Das Forschungsfeld eröffnet eine schwindelerregende Zukunft: Wie werden sich Lebenserwartung, Medizin und Pflege in den nächsten Jahren verändern? Doch bleiben viele grosse Fragen unbeantwortet: Wer investiert in die Altersvorsorge, wenn die Menschen immer älter werden? Wird sich nur die Elite die Verjüngung leisten können?

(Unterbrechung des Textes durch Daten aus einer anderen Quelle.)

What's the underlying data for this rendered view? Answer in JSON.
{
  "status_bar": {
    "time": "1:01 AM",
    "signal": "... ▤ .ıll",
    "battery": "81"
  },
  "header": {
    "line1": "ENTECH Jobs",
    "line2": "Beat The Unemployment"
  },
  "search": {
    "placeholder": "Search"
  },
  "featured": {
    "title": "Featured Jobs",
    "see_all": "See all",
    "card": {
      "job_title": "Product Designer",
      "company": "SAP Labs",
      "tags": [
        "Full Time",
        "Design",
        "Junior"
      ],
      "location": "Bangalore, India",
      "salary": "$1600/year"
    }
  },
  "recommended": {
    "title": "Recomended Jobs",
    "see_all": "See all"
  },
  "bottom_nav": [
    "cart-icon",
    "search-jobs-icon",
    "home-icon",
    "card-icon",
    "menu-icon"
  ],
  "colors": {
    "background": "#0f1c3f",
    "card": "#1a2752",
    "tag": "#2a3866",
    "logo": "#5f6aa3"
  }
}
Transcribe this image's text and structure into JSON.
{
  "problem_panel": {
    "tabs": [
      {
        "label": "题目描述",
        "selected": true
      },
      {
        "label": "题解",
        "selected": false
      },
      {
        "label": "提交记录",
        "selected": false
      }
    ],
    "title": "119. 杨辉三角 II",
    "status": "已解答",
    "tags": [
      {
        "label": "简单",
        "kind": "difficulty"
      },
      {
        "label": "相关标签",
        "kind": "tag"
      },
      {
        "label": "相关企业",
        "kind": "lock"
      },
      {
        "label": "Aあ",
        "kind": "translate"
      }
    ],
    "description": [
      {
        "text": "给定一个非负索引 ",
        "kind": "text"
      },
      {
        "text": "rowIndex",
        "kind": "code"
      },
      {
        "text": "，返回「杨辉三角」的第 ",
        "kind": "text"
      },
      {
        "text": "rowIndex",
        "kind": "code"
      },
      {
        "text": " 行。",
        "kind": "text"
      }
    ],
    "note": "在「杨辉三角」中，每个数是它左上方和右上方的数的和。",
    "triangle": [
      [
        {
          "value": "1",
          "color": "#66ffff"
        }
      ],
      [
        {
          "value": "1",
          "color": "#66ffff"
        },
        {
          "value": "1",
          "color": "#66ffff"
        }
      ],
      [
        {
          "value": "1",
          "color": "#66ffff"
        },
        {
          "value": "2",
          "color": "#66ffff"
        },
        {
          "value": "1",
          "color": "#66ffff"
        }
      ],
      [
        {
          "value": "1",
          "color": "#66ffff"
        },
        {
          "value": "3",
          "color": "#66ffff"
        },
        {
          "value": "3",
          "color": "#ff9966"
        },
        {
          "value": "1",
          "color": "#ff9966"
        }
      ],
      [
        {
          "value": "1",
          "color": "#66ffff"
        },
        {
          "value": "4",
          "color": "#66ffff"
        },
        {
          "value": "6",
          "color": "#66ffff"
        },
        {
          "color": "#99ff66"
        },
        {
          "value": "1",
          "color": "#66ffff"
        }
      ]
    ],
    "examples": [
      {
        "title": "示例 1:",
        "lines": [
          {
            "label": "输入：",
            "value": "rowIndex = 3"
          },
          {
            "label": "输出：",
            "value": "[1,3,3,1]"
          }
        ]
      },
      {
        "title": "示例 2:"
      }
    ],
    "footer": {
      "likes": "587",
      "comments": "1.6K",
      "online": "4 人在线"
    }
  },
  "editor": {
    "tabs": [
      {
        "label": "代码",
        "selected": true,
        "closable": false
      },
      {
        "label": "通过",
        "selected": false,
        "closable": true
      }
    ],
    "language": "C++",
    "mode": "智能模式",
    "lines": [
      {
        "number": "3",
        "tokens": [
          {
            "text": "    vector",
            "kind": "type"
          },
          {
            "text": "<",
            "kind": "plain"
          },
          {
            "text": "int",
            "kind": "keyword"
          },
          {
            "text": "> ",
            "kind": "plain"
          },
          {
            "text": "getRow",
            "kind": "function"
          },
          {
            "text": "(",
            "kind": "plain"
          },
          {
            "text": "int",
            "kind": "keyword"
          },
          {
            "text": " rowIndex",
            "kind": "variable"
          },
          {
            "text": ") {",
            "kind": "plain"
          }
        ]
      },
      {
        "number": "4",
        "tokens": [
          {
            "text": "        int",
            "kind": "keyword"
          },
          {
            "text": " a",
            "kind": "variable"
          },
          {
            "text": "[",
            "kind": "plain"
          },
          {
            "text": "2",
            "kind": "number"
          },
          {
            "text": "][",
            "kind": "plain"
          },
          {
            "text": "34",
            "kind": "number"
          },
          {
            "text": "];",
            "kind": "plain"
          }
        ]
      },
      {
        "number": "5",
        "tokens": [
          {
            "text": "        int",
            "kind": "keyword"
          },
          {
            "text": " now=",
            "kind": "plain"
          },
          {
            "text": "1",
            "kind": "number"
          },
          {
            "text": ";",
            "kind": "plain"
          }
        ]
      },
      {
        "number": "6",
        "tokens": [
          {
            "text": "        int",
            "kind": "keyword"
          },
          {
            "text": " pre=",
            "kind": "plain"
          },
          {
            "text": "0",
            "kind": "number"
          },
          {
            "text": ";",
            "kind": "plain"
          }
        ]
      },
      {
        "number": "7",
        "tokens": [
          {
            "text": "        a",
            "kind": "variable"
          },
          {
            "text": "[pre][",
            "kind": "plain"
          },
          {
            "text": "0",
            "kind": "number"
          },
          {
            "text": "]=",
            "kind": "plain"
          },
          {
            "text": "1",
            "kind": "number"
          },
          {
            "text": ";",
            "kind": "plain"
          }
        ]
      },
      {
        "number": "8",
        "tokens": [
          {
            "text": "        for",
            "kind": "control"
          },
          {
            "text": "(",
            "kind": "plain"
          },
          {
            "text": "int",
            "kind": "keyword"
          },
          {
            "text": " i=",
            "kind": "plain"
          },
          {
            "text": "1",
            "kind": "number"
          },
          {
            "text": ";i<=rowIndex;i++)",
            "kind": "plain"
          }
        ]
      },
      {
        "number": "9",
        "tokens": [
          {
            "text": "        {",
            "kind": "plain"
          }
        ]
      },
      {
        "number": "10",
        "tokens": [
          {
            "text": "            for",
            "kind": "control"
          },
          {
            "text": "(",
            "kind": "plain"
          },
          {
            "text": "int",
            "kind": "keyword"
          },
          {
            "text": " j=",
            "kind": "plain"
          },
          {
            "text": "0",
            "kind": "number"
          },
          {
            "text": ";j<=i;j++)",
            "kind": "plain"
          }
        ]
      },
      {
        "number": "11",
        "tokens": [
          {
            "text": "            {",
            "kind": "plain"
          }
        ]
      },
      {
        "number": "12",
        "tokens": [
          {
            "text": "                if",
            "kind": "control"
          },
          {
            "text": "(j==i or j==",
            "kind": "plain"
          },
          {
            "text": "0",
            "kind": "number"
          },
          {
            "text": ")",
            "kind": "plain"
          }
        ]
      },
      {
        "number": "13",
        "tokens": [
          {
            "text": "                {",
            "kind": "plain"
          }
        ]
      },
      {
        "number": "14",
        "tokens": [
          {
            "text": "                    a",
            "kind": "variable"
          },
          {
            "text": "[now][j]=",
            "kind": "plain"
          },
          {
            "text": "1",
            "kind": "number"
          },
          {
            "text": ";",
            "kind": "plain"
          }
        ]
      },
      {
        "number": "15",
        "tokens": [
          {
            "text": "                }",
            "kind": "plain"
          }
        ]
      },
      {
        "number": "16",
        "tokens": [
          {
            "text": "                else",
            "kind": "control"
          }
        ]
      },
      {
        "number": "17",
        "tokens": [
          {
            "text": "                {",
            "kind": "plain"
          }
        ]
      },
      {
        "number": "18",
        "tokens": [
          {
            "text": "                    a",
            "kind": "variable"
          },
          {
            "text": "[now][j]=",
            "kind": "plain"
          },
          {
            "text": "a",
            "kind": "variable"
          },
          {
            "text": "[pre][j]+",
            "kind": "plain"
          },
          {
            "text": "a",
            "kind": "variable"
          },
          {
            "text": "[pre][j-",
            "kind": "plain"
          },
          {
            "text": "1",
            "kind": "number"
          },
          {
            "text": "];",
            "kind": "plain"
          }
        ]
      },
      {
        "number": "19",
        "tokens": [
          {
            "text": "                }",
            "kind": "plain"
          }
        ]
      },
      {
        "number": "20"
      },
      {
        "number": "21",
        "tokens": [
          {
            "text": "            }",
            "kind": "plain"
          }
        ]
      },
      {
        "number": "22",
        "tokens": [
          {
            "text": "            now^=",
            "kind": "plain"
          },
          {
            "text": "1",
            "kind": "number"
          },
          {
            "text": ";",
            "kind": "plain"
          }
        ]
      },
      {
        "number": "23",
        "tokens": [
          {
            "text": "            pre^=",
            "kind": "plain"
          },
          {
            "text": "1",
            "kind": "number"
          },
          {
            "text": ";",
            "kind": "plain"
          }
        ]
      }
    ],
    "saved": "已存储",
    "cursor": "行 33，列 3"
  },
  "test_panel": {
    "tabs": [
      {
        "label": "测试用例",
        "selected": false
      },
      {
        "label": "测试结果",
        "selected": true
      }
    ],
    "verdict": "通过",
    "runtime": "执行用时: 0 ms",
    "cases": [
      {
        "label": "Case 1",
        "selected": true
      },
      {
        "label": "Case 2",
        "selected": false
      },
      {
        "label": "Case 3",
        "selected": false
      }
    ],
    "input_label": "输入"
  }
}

Und schliesslich: Ist es nicht gerade die beschränkte Zeit, die unser Leben lebenswert macht?
«Offenkundig ungerecht»
«Die meisten Menschen werden bei diesen Projekten des 21. Jahrhunderts, wenn überhaupt, nur eine untergeordnete Rolle spielen», schreibt Historiker und Gesellschaftsanalytiker Yuval Harari (47) in seinem Buch «Homo Deus – Eine Geschichte von Morgen» über das Streben nach der Unsterblichkeit.
Dass immer noch Milliarden Menschen mit Armut, Krankheit und Gewalt, zu kämpfen hätten, während die Eliten bereits nach der ewigen Jugend greifen, sei «ganz offenkundig ungerecht». Harari schreibt weiter: «Doch so lange die Menschen an etwas sterben, so lange werden wir danach streben, dieses Etwas zu überwinden.»
Es ist Mittagszeit. Für den «Networking-Lunch» im Bergrestaurant nimmt die Verjüngungselite das Gondeli in Richtung Gipfel. Währenddessen holen sich die Handwerker von der Baustelle neben dem Hotel Bellevue ein Sandwich im Coop. Zwei Rentnerinnen lachen, die Gesichter voller Falten.